We used RNAseq to identify the most abundant transcripts in the two different tissues and then annotated the top 500 most expressed in each tissue type. First, reads were mapped from each of the six sequence libraries separately onto the combined transcriptome assembly, since there is no reference genome available for W. scintillans, generating fragments per kilobase of transcript per million mapped reads (FPKM) values for each transcript in each library. After calculating the average FPKM for every transcript across the libraries for the arm tip and mantle tissues separately, the 500 transcripts with highest FPKM values were selected for each tissue type. We used BLASTX matches from the non-redundant database at the NCBI to assign Gene Ontology (GO) terms to the two subsets of most abundant transcripts. 264 and 322 transcripts were assigned GO terms for the arm tip and mantle tissue transcripts, respectively. Supplementary Tables S5 and S6 list the 500 most abundant transcripts for arm tip and mantle tissue samples, respectively, along with average FPKM values, annotations from BLAST results and GO terms.

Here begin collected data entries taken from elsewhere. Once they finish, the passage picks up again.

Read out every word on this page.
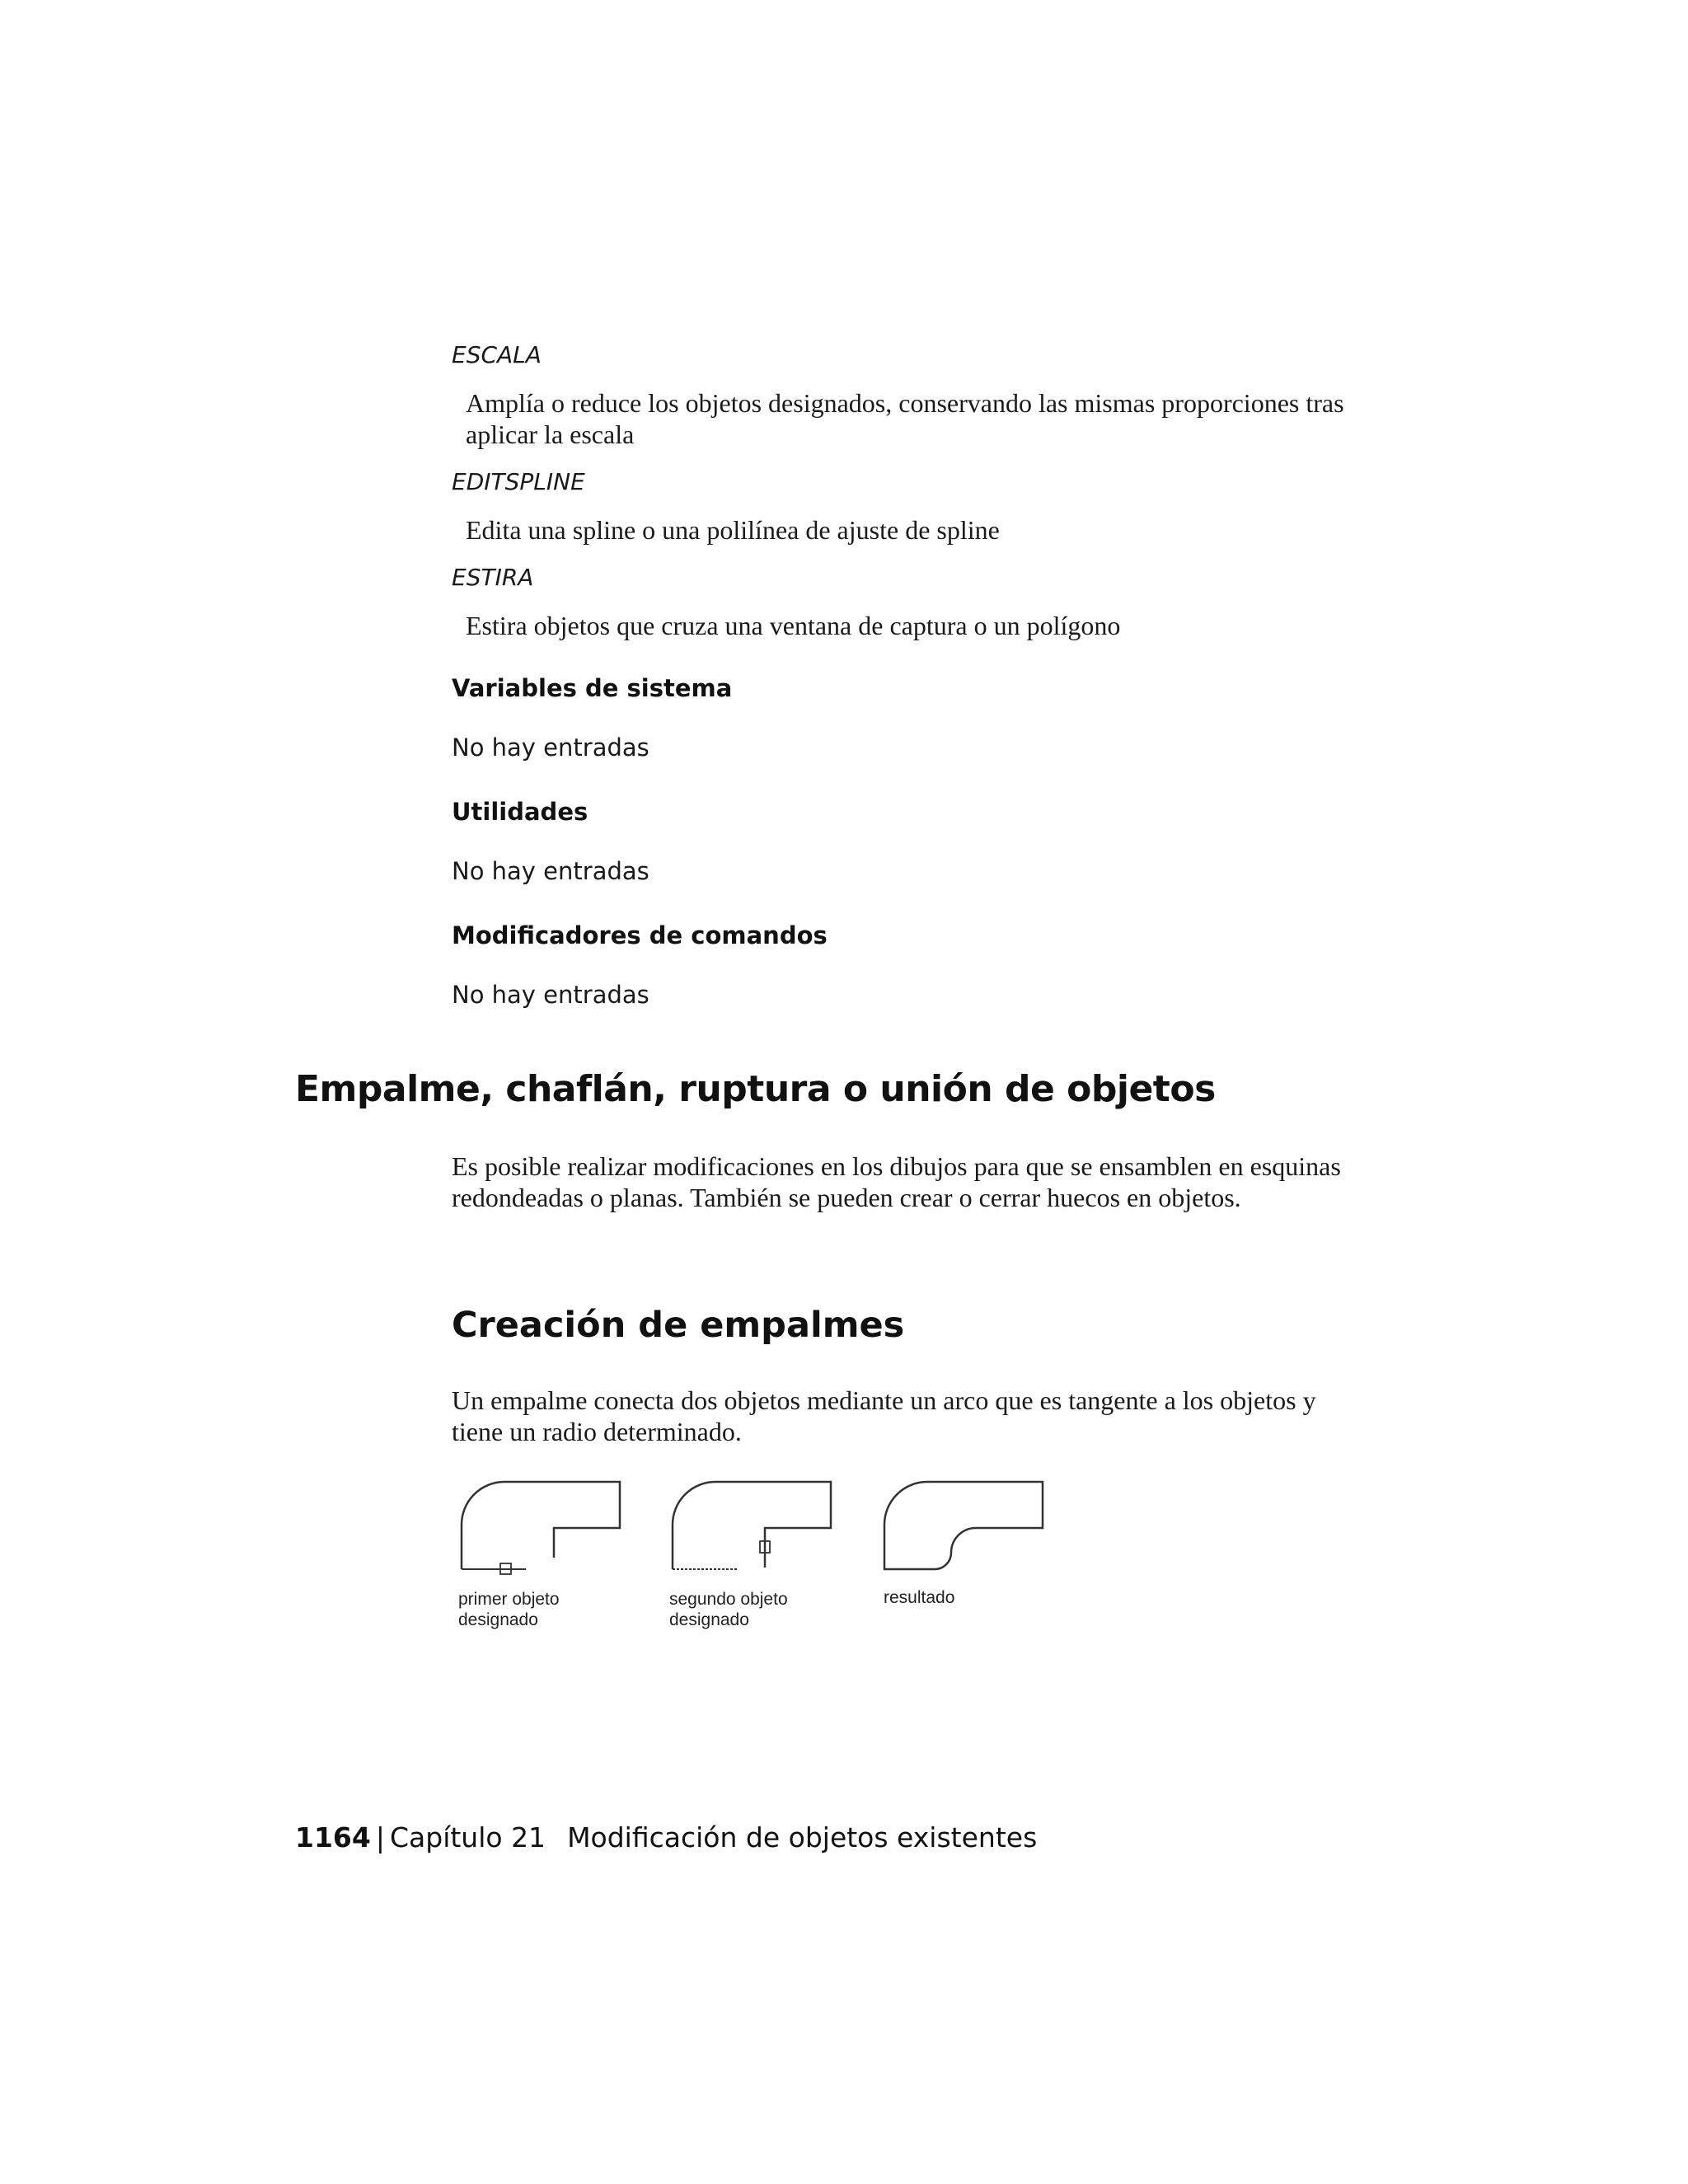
ESCALA
Amplía o reduce los objetos designados, conservando las mismas proporciones tras aplicar la escala
EDITSPLINE
Edita una spline o una polilínea de ajuste de spline
ESTIRA
Estira objetos que cruza una ventana de captura o un polígono
Variables de sistema
No hay entradas
Utilidades
No hay entradas
Modificadores de comandos
No hay entradas
Empalme, chaflán, ruptura o unión de objetos
Es posible realizar modificaciones en los dibujos para que se ensamblen en esquinas redondeadas o planas. También se pueden crear o cerrar huecos en objetos.
Creación de empalmes
Un empalme conecta dos objetos mediante un arco que es tangente a los objetos y tiene un radio determinado.
primer objeto
designado
segundo objeto
designado
resultado
1164 | Capítulo 21 Modificación de objetos existentes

We also carried out a gene set enrichment analysis for each of these sets of transcripts to detect sets of genes that have a common behaviour or annotation. The total numbers of significant terms (p-value > 0.05) identified for the highest abundance arm tip and mantle transcripts were 86 and 44, respectively and these terms are listed in Supplementary Tables S7 and S8. GO terms associated with mitochondria, oxidative phosphorylation and ATP synthesis were prominent in the enrichment analysis for the both tissues. This may be due to the high requirement for ATP in the photophore tissue.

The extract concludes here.